2. The Touring Bicycle
Planning on traveling a bit further from home? Need to take some stuff with you? A touring bicycle is what you need, as they are designed for longer journeys, have a wider gear range and can accommodate some luggage. We hope your feet are ready, because one of these will take you as far as you can pedal!
3. The Cycle-Cross Bicycle
If you’re feeling like a pro, get yourself one of these and have the gear of a pro. While initially designed for competitions, with their robust design, strong brakes and stable geometry, this type of bike is becoming widely popular for commuting and touring as well.
4. The City Bicycle
If you’re thinking about those quaint Dutch bikes, think again. This is a lean, mean, city-crossing machine designed to get you through traffic, potholes, broken glass, sharp turns, puddles, drainage grates. With its’ mountain bike heritage consisting of suspensions, enhanced breaks and a solid, yet light-weight frame, this two-wheeled beauty will have you braving city traffic in no time. Of course, you always need to keep safety in mind first!
5. The Roadster
Remember the quaint bike we were mentioning earlier? Well, this is it. Made famous by the Dutch, and more recently, by hipsters, this urban blast from the past is a type of utility bicycle that boasts a simple design and only one gear, making it particularly difficult to ride uphill.
6. The Cruiser
A cruiser bike, also known as a beach bike, is what you would typically find for rent at parks and beaches.

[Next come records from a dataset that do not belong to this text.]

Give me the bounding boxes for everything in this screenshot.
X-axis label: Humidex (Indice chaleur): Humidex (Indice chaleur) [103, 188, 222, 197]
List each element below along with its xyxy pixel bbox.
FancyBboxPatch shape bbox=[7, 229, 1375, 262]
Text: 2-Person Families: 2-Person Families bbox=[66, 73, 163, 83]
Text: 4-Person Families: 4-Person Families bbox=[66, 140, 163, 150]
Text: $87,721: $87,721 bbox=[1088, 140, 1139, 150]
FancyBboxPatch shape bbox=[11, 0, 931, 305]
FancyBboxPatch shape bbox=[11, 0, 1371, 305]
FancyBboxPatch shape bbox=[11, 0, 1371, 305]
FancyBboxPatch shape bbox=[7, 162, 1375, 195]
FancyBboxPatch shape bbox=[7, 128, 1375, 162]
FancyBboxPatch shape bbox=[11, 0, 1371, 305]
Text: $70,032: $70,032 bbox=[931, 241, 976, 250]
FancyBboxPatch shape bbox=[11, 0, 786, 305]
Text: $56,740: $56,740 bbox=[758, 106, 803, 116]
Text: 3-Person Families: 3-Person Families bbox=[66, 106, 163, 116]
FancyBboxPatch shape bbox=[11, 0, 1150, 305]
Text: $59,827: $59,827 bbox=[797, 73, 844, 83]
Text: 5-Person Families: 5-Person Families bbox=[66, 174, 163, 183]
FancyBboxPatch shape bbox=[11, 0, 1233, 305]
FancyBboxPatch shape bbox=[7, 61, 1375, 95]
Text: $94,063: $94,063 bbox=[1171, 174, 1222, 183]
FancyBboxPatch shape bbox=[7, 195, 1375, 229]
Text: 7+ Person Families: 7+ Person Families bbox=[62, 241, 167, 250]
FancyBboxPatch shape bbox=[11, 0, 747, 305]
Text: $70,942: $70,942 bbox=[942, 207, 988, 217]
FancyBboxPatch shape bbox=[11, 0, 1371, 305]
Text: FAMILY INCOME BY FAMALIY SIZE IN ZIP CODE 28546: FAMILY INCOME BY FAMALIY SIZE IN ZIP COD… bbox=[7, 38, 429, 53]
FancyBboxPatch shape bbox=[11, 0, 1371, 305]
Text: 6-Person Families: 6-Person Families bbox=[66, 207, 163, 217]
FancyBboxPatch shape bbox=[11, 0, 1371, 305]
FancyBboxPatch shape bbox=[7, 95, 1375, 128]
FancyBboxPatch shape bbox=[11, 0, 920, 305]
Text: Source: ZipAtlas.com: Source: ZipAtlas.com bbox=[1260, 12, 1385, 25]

With a frame and seat designed for comfort, a single-gear ratio, these are bikes for relaxation more than sport or utility. They were hugely popular in the United States between the 1930s and early 1950s.
7. The Mountain Bike
Everybody knows what a mountain bike is. These all-terrain beauties are made for trail-blazing through the great outdoors. The frame is lightweight but solid, it usually has a full-suspension system and disk brakes installed on solid wheels built to handle any kind of un-paved environment you think of throwing at it.
8. The Flat-bar Road Bike
This particular bicycle fills the gap between hybrids and road bikes. It is nothing more than a road bike that has gear shifters and brake levers “borrowed” from the mountain bike, and, as the name says – a flat handlebar.
9. The Utility Bicycle
All bikes are useful, of course, but this one is particularly useful since you won’t need a car to go grocery shopping anymore. Ride out to the store, put everything you need in the basket on the bike, and ride home. Don’t worry about mud or water, either – these models usually come with fenders and chain guards.
10. The BMX
Every type of bicycle we’ve presented before was made for riding. Well, not this one. The BMX is a stunt bike, made for dirt tracks and free riding. The initials stand for “Bicycle Motocross” – which is the initial purpose these bikes were built for. The BMX frames are smaller, and so are their threaded wheels, but don’t think you’ll look ridiculous on a small bicycle when you pull off some jaw-dropping stunt!